A couple of years ago the TSSAA ruled when the heat index reaches 104 degrees, practice or games must cease until the mercury drops.
Teams now have meters to measure the heat index, but like anything else its use can be manipulated, depending on whether the reading is taken in the direct sunlight or shade.
There is no way for the TSSAA to monitor every practice, so the schools are left to police themselves. While every coach wants to get in as much practice time as possible, the safety of the players must be the first concern.
Don’t be surprised if some of the football and soccer contests during August aren’t able to begin at the scheduled start times due to having to let things cool off as the sun sets.
While setting on those hot metal bleachers won’t be comfortable, imagine having to be out on the field (especially in football pads), trying to compete to the best of your ability in those oven-like conditions.
Coach Floyd and some others would like to see the high school schedules pushed back to a September start date.

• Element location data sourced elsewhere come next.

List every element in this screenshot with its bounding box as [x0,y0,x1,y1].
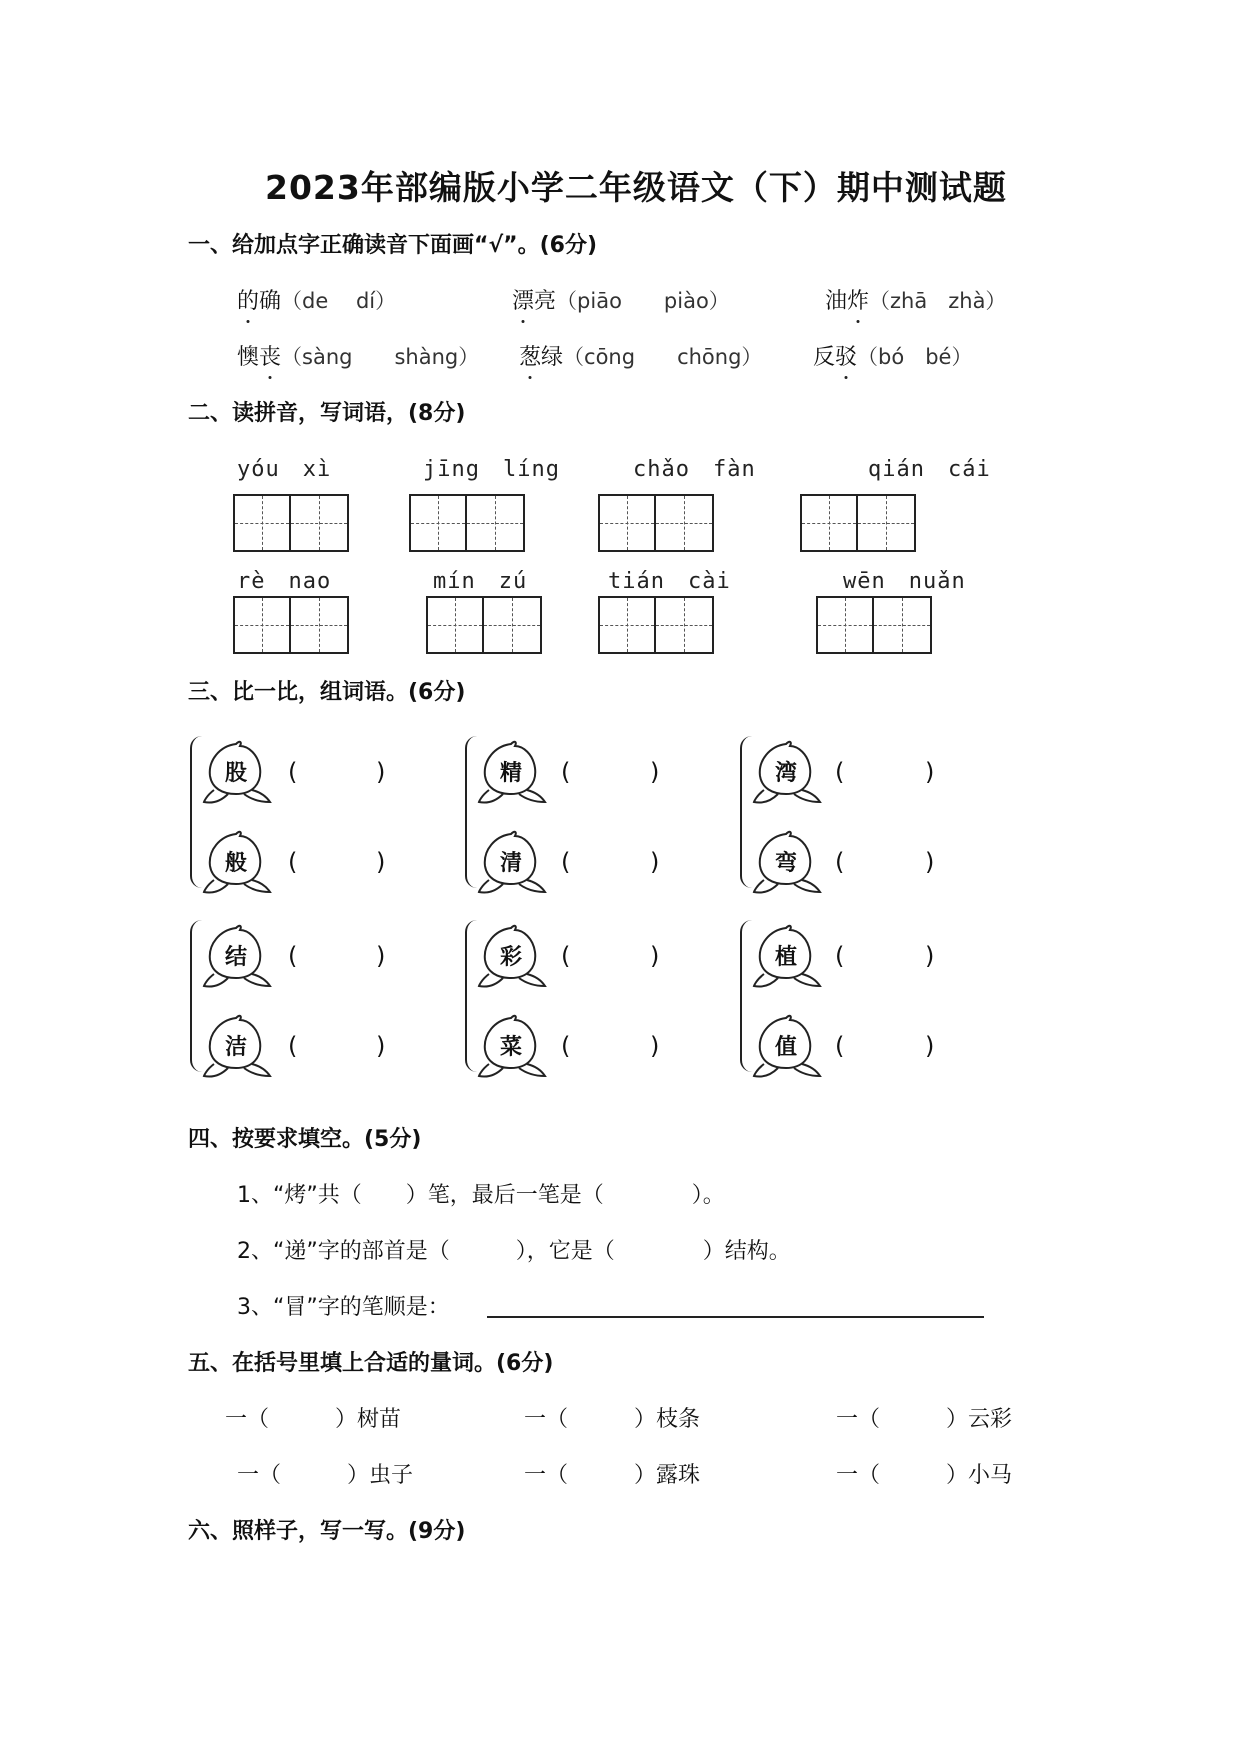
answer-paren-close: ) [376,1032,386,1060]
answer-paren-open[interactable]: ( [288,758,298,786]
section-5-heading: 五、在括号里填上合适的量词。(6分) [188,1351,554,1376]
stroke-order-answer-line[interactable] [487,1316,984,1318]
peach-icon [475,828,555,898]
s1-item-2-readings: （piāo piào） [556,289,730,313]
writing-grid-7[interactable] [598,596,714,654]
answer-paren-open[interactable]: ( [288,942,298,970]
pinyin-1: yóu xì [237,457,332,482]
answer-paren-open[interactable]: ( [561,1032,571,1060]
writing-grid-6[interactable] [426,596,542,654]
compare-char: 湾 [774,760,797,786]
writing-grid-4[interactable] [800,494,916,552]
answer-paren-open[interactable]: ( [288,1032,298,1060]
s1-item-4-char-b: 丧 [259,340,281,371]
answer-paren-open[interactable]: ( [561,942,571,970]
peach-icon [200,738,280,808]
answer-paren-close: ) [650,758,660,786]
page-title: 2023年部编版小学二年级语文（下）期中测试题 [265,168,1007,207]
compare-char: 植 [774,944,797,970]
pinyin-7: tián cài [608,569,731,594]
pinyin-8: wēn nuǎn [843,569,966,594]
compare-char: 弯 [774,850,797,876]
peach-icon [475,922,555,992]
s5-item-2: 一（ ）枝条 [524,1407,701,1432]
peach-icon [750,1012,830,1082]
s1-item-5 [519,340,762,371]
compare-char: 彩 [499,944,522,970]
compare-char: 清 [499,850,522,876]
answer-paren-open[interactable]: ( [288,848,298,876]
s1-item-6-char-b: 驳 [835,340,857,371]
answer-paren-open[interactable]: ( [561,758,571,786]
peach-icon [750,922,830,992]
section-2-heading: 二、读拼音，写词语，(8分) [188,401,466,426]
peach-icon [475,1012,555,1082]
answer-paren-close: ) [925,848,935,876]
pinyin-4: qián cái [868,457,991,482]
s4-question-2: 2、“递”字的部首是（ ），它是（ ）结构。 [237,1239,791,1264]
answer-paren-close: ) [376,942,386,970]
answer-paren-close: ) [376,848,386,876]
peach-icon [200,828,280,898]
pinyin-3: chǎo fàn [633,457,756,482]
peach-icon [200,922,280,992]
section-3-heading: 三、比一比，组词语。(6分) [188,680,466,705]
answer-paren-open[interactable]: ( [835,758,845,786]
s5-item-6: 一（ ）小马 [836,1463,1013,1488]
s4-question-3: 3、“冒”字的笔顺是： [237,1295,450,1320]
answer-paren-close: ) [376,758,386,786]
writing-grid-2[interactable] [409,494,525,552]
s1-item-2 [512,284,730,315]
s1-item-3-char-a: 油 [825,289,848,314]
s1-item-1 [237,284,396,315]
answer-paren-close: ) [650,1032,660,1060]
answer-paren-close: ) [650,848,660,876]
s5-item-5: 一（ ）露珠 [524,1463,701,1488]
pinyin-2: jīng líng [423,457,560,482]
answer-paren-open[interactable]: ( [835,942,845,970]
compare-char: 股 [224,760,247,786]
peach-icon [200,1012,280,1082]
pinyin-5: rè nao [237,569,332,594]
compare-char: 般 [224,850,247,876]
s5-item-3: 一（ ）云彩 [836,1407,1013,1432]
section-6-heading: 六、照样子，写一写。(9分) [188,1519,466,1544]
s1-item-4-readings: （sàng shàng） [281,345,480,369]
s1-item-6 [813,340,972,371]
answer-paren-open[interactable]: ( [835,848,845,876]
answer-paren-close: ) [925,942,935,970]
s1-item-5-char-a: 葱 [519,340,541,371]
s5-item-1: 一（ ）树苗 [225,1407,402,1432]
s1-item-2-char-a: 漂 [512,284,534,315]
peach-icon [475,738,555,808]
writing-grid-5[interactable] [233,596,349,654]
section-4-heading: 四、按要求填空。(5分) [188,1127,422,1152]
s1-item-4-char-a: 懊 [237,345,260,370]
peach-icon [750,828,830,898]
compare-char: 值 [774,1034,797,1060]
compare-char: 洁 [224,1034,247,1060]
s1-item-1-readings: （de dí） [281,289,397,313]
writing-grid-8[interactable] [816,596,932,654]
s4-question-1: 1、“烤”共（ ）笔，最后一笔是（ ）。 [237,1183,725,1208]
answer-paren-close: ) [650,942,660,970]
s1-item-1-char-b: 确 [259,289,282,314]
writing-grid-3[interactable] [598,494,714,552]
section-1-heading: 一、给加点字正确读音下面画“√”。(6分) [188,233,598,258]
peach-icon [750,738,830,808]
s5-item-4: 一（ ）虫子 [237,1463,414,1488]
compare-char: 精 [499,760,522,786]
answer-paren-close: ) [925,1032,935,1060]
s1-item-2-char-b: 亮 [534,289,557,314]
compare-char: 菜 [499,1034,522,1060]
s1-item-6-readings: （bó bé） [857,345,973,369]
s1-item-3-readings: （zhā zhà） [869,289,1007,313]
s1-item-3 [825,284,1006,315]
answer-paren-open[interactable]: ( [561,848,571,876]
s1-item-5-char-b: 绿 [541,345,564,370]
writing-grid-1[interactable] [233,494,349,552]
pinyin-6: mín zú [433,569,528,594]
s1-item-4 [237,340,479,371]
s1-item-5-readings: （cōng chōng） [563,345,763,369]
s1-item-3-char-b: 炸 [847,284,869,315]
answer-paren-open[interactable]: ( [835,1032,845,1060]
answer-paren-close: ) [925,758,935,786]
s1-item-1-char-a: 的 [237,284,259,315]
compare-char: 结 [224,944,247,970]
s1-item-6-char-a: 反 [813,345,836,370]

“The bye week can be cut out and we could play until the first week of November,” the Bear mentor related. “As a coach I don’t like that week in the middle of the season that you practice but don’t have a game. It takes you out of your rhythm.”
“The way it is now you have to get your players conditioned to play in the heat for the first few games before things begin to cool off,” he added.
I wholeheartedly agree. Starting to practice in pads in July is ridiculous. Playing three football games before Labor Day is mind-boggling.
I know the football playoffs go through November and the state championship games are in early December, sometimes played in snow and cold, but that is just a few teams involved.
Playing games two weeks before the end of August involves a vast majority of the teams in the state.
Whatever happened to going to school from Labor Day until Memorial Day and having a real summer vacation?